Thompson spokesman Mark Corallo told the Times in an e-mail: “Fred Thompson did not lobby for this group, period.” The Times said minutes from a board meeting of the group suggested otherwise.
On Thursday, Corallo offered a less sweeping comment about Thompson and the group: “He has no recollection of doing any work for this group. And since he was of counsel and not a member of the firm, it was not unusual for the firm’s partners to trot their clients in to meet him, get his views and even some advice.”
So the difference may boil down to how you define “lobbying.” It has been clear for several days that Thompson was not going to stick with a complete denial. When an Associated Press reporter asked him about the matter this weekend at the Young Republicans National Convention, he deflected with one of his folksy observations: “I’d just say the flies get bigger in the summertime. I guess the flies are buzzing.”
Then in an interview with Sean Hannity that was reported by Thomas B. Edsall of The Huffington Post, Thompson was even more evasive: “You need to separate a lawyer who is advocating a position from the position itself.”

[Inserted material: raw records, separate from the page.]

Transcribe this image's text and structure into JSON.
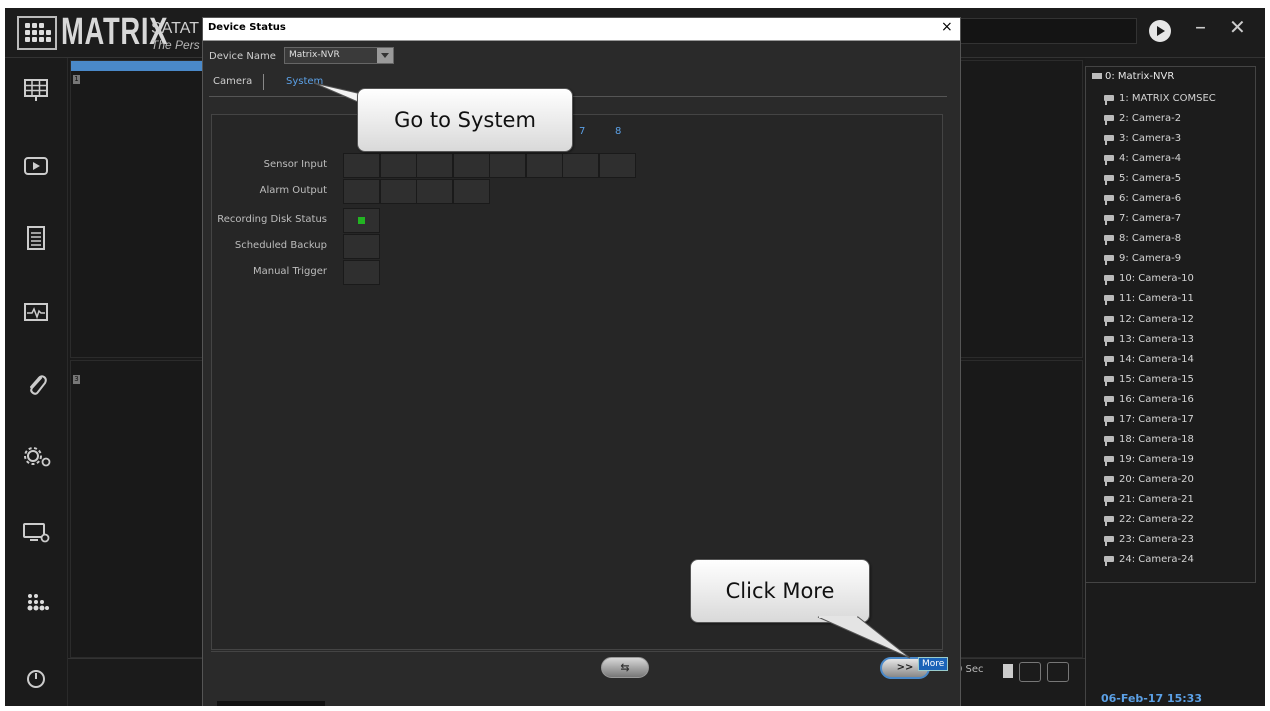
{
  "app": {
    "logo_text": "MATRIX",
    "title": "SATAT",
    "subtitle": "The Pers"
  },
  "sidebar": {
    "items": [
      {
        "icon": "live-view-grid-icon"
      },
      {
        "icon": "playback-icon"
      },
      {
        "icon": "event-log-icon"
      },
      {
        "icon": "health-monitor-icon"
      },
      {
        "icon": "attachment-icon"
      },
      {
        "icon": "settings-gears-icon"
      },
      {
        "icon": "display-settings-icon"
      },
      {
        "icon": "matrix-logo-icon"
      },
      {
        "icon": "power-icon"
      }
    ]
  },
  "grid": {
    "tiles": [
      "1",
      "3"
    ],
    "sequence_interval": "0 Sec"
  },
  "dialog": {
    "title": "Device Status",
    "close": "×",
    "device_name_label": "Device Name",
    "device_name_value": "Matrix-NVR",
    "tabs": [
      "Camera",
      "System"
    ],
    "active_tab": "System",
    "columns": [
      "7",
      "8"
    ],
    "rows": [
      {
        "label": "Sensor Input",
        "cells": 8
      },
      {
        "label": "Alarm Output",
        "cells": 4
      },
      {
        "label": "Recording Disk Status",
        "cells": 1,
        "status_color": "#22b422"
      },
      {
        "label": "Scheduled Backup",
        "cells": 1
      },
      {
        "label": "Manual Trigger",
        "cells": 1
      }
    ],
    "refresh_label": "⇆",
    "more_label": ">>",
    "more_tooltip": "More"
  },
  "callouts": {
    "system": "Go to System",
    "more": "Click More"
  },
  "device_tree": {
    "root": "0: Matrix-NVR",
    "items": [
      "1: MATRIX COMSEC",
      "2: Camera-2",
      "3: Camera-3",
      "4: Camera-4",
      "5: Camera-5",
      "6: Camera-6",
      "7: Camera-7",
      "8: Camera-8",
      "9: Camera-9",
      "10: Camera-10",
      "11: Camera-11",
      "12: Camera-12",
      "13: Camera-13",
      "14: Camera-14",
      "15: Camera-15",
      "16: Camera-16",
      "17: Camera-17",
      "18: Camera-18",
      "19: Camera-19",
      "20: Camera-20",
      "21: Camera-21",
      "22: Camera-22",
      "23: Camera-23",
      "24: Camera-24"
    ]
  },
  "datetime": "06-Feb-17 15:33",
  "colors": {
    "accent": "#4a89c9",
    "link_blue": "#5ba0e6",
    "status_green": "#22b422"
  }
}
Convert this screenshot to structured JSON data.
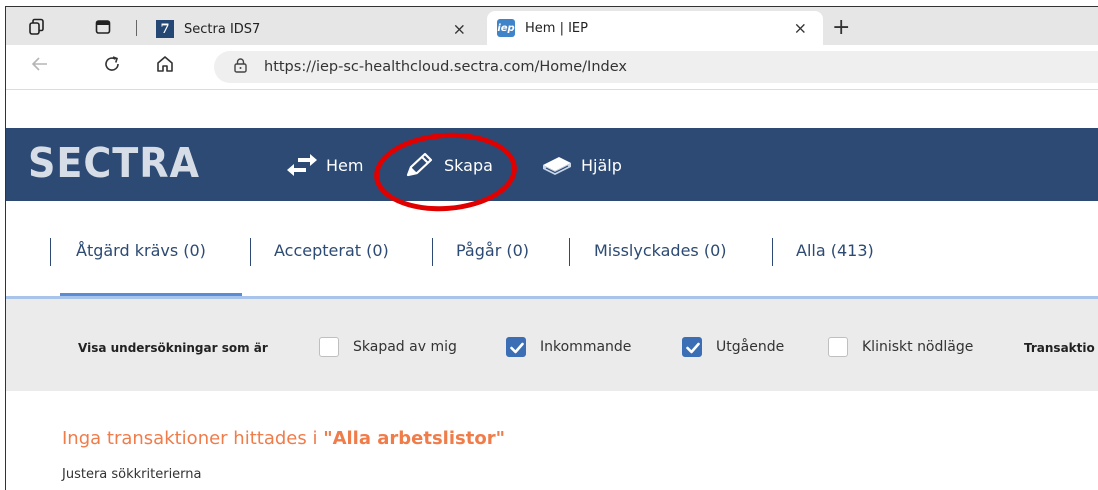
{
  "browser": {
    "tabs": [
      {
        "title": "Sectra IDS7",
        "favicon": "sectra-7-favicon"
      },
      {
        "title": "Hem | IEP",
        "favicon": "iep-favicon"
      }
    ],
    "favicon_sectra_text": "7",
    "favicon_iep_text": "iep",
    "close_glyph": "×",
    "newtab_glyph": "+",
    "url": "https://iep-sc-healthcloud.sectra.com/Home/Index"
  },
  "app": {
    "logo": "SECTRA",
    "nav": [
      {
        "label": "Hem",
        "icon": "swap-arrows-icon"
      },
      {
        "label": "Skapa",
        "icon": "pencil-icon"
      },
      {
        "label": "Hjälp",
        "icon": "book-icon"
      }
    ],
    "highlight_color": "#e10000",
    "header_color": "#2c4a73"
  },
  "worklist_tabs": [
    {
      "label": "Åtgärd krävs (0)",
      "active": true
    },
    {
      "label": "Accepterat (0)",
      "active": false
    },
    {
      "label": "Pågår (0)",
      "active": false
    },
    {
      "label": "Misslyckades (0)",
      "active": false
    },
    {
      "label": "Alla (413)",
      "active": false
    }
  ],
  "filters": {
    "label": "Visa undersökningar som är",
    "options": [
      {
        "label": "Skapad av mig",
        "checked": false
      },
      {
        "label": "Inkommande",
        "checked": true
      },
      {
        "label": "Utgående",
        "checked": true
      },
      {
        "label": "Kliniskt nödläge",
        "checked": false
      }
    ],
    "trailing_label": "Transaktio"
  },
  "results": {
    "message_prefix": "Inga transaktioner hittades i ",
    "message_highlight": "\"Alla arbetslistor\"",
    "hint": "Justera sökkriterierna"
  }
}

The former “Law and Order” actor has an anti-abortion voting record as a U.S. senator from Tennessee, but some statements he made early in his political career have led some conservatives to question whether he once had favored abortion rights.
The lobbying controversy illustrates the harsh scrutiny that awaits Thompson when he formally kicks off his campaign, and shows the difficulty of trying to answer high-stakes questions without a full campaign infrastructure.
Thompson aides say they do not believe the brouhaha has hurt him with Republican voters. “Consider the source,” said one Thompson adviser. “Conservatives don’t pay much attention to liberal groups that say they want to help, and tell them why their guy isn’t as great as they think.”
The lobbying story is one of several recent pieces criticizing Thompson, and advisers are now considering pushing back his announcement even further. They had planned to schedule the announcement before an Aug. 5 debate in Des Moines, Iowa, but now are considering jumping in even later than that.
The advisers say they realize how searing the scrutiny will be and want to be ready. And they want to have more of their staff in place. Thompson has to convince skeptics he’s ready for the race and ready for the job, and hopes that a top-flight campaign operation will help make that case. The announcement date will be based on factors that include IRS regulations governing when Thompson will have to disclose the millions of dollars he has already raised.
Thompson says in the Power Line column that he had “half dozen or so lobbying clients.” His column concludes: ‘I’m certainly not surprised that such a diverse career is being mined by others. As we get further into this political season we will undoubtedly see the further intersection of law, politics and the mainstream media.”